|Topic:||Sparse Kronecker product decomposition: a general framework of signal region detection in image regression|
|Time:||10:00 am - 11:00 am|
|Venue:||Fung King Hey Building Swire Hall 1|
|Category:||Latest Seminars and Events|
|Speaker:||Professor Long Feng|
This paper aims to present the ﬁrst Frequentist framework on signal region detection in high-resolution and high-order image regression problems. Image data and scalar-on-image regression have been intensively studied in recent years.

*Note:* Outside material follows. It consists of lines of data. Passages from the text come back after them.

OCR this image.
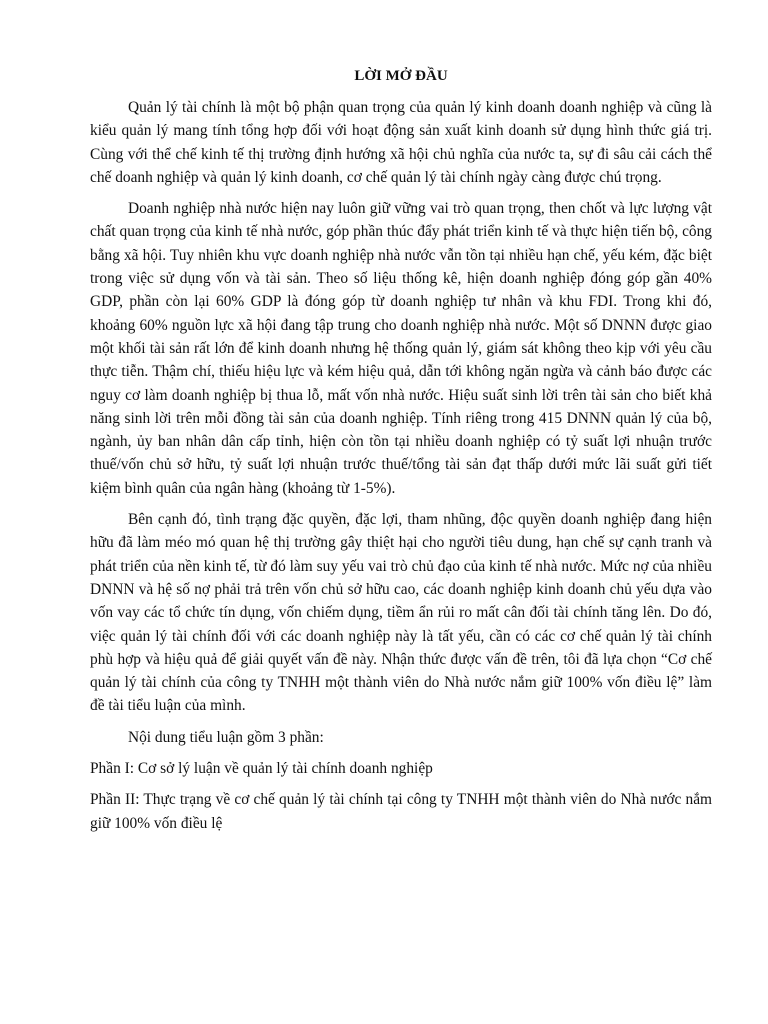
LỜI MỞ ĐẦU

Quản lý tài chính là một bộ phận quan trọng của quản lý kinh doanh doanh nghiệp và cũng là kiểu quản lý mang tính tổng hợp đối với hoạt động sản xuất kinh doanh sử dụng hình thức giá trị. Cùng với thể chế kinh tế thị trường định hướng xã hội chủ nghĩa của nước ta, sự đi sâu cải cách thể chế doanh nghiệp và quản lý kinh doanh, cơ chế quản lý tài chính ngày càng được chú trọng.

Doanh nghiệp nhà nước hiện nay luôn giữ vững vai trò quan trọng, then chốt và lực lượng vật chất quan trọng của kinh tế nhà nước, góp phần thúc đẩy phát triển kinh tế và thực hiện tiến bộ, công bằng xã hội. Tuy nhiên khu vực doanh nghiệp nhà nước vẫn tồn tại nhiều hạn chế, yếu kém, đặc biệt trong việc sử dụng vốn và tài sản. Theo số liệu thống kê, hiện doanh nghiệp đóng góp gần 40% GDP, phần còn lại 60% GDP là đóng góp từ doanh nghiệp tư nhân và khu FDI. Trong khi đó, khoảng 60% nguồn lực xã hội đang tập trung cho doanh nghiệp nhà nước. Một số DNNN được giao một khối tài sản rất lớn để kinh doanh nhưng hệ thống quản lý, giám sát không theo kịp với yêu cầu thực tiễn. Thậm chí, thiếu hiệu lực và kém hiệu quả, dẫn tới không ngăn ngừa và cảnh báo được các nguy cơ làm doanh nghiệp bị thua lỗ, mất vốn nhà nước. Hiệu suất sinh lời trên tài sản cho biết khả năng sinh lời trên mỗi đồng tài sản của doanh nghiệp. Tính riêng trong 415 DNNN quản lý của bộ, ngành, ủy ban nhân dân cấp tỉnh, hiện còn tồn tại nhiều doanh nghiệp có tỷ suất lợi nhuận trước thuế/vốn chủ sở hữu, tỷ suất lợi nhuận trước thuế/tổng tài sản đạt thấp dưới mức lãi suất gửi tiết kiệm bình quân của ngân hàng (khoảng từ 1-5%).

Bên cạnh đó, tình trạng đặc quyền, đặc lợi, tham nhũng, độc quyền doanh nghiệp đang hiện hữu đã làm méo mó quan hệ thị trường gây thiệt hại cho người tiêu dung, hạn chế sự cạnh tranh và phát triển của nền kinh tế, từ đó làm suy yếu vai trò chủ đạo của kinh tế nhà nước. Mức nợ của nhiều DNNN và hệ số nợ phải trả trên vốn chủ sở hữu cao, các doanh nghiệp kinh doanh chủ yếu dựa vào vốn vay các tổ chức tín dụng, vốn chiếm dụng, tiềm ẩn rủi ro mất cân đối tài chính tăng lên. Do đó, việc quản lý tài chính đối với các doanh nghiệp này là tất yếu, cần có các cơ chế quản lý tài chính phù hợp và hiệu quả để giải quyết vấn đề này. Nhận thức được vấn đề trên, tôi đã lựa chọn “Cơ chế quản lý tài chính của công ty TNHH một thành viên do Nhà nước nắm giữ 100% vốn điều lệ” làm đề tài tiểu luận của mình.

Nội dung tiểu luận gồm 3 phần:

Phần I: Cơ sở lý luận về quản lý tài chính doanh nghiệp

Phần II: Thực trạng về cơ chế quản lý tài chính tại công ty TNHH một thành viên do Nhà nước nắm giữ 100% vốn điều lệ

However, most existing studies on such topics focused on outcome prediction, while the research on image region detection is rather limited, even though the latter is often more important. In this paper, we develop a general framework named Sparse Kronecker Product Decomposition (SKPD) to tackle this issue. The SKPD framework is general in the sense that it works for both matrices (e.g., 2D grayscale images) and (high-order) tensors (e.g., 2D colored images, brain MRI/fMRI data) represented image data. Moreover, unlike many Bayesian approaches, our framework is computationally scalable for high-resolution image problems. Speciﬁcally, our framework includes: 1) the one-term SKPD; 2) the multi-term SKPD; and 3) the nonlinear SKPD. We propose nonconvex optimization problems to estimate the one-term and multi-term SKPD and develop path-following algorithms for the nonconvex optimization. Under a Restricted Isometric Property (RIP), the computed solutions of the path-following algorithm are guaranteed to converge to the truth with a particularly chosen initialization even though the optimization is nonconvex. Moreover, the region detection consistency could also be guaranteed by the one-term and multi-term SKPDs. The nonlinear SKPD is highly connected to shallow convolutional neural networks (CNN), particularly to CNN with one convolutional layer and one fully-connected layer. Eﬀectiveness of SKPD is validated by real brain imaging data in the UK Biobank database.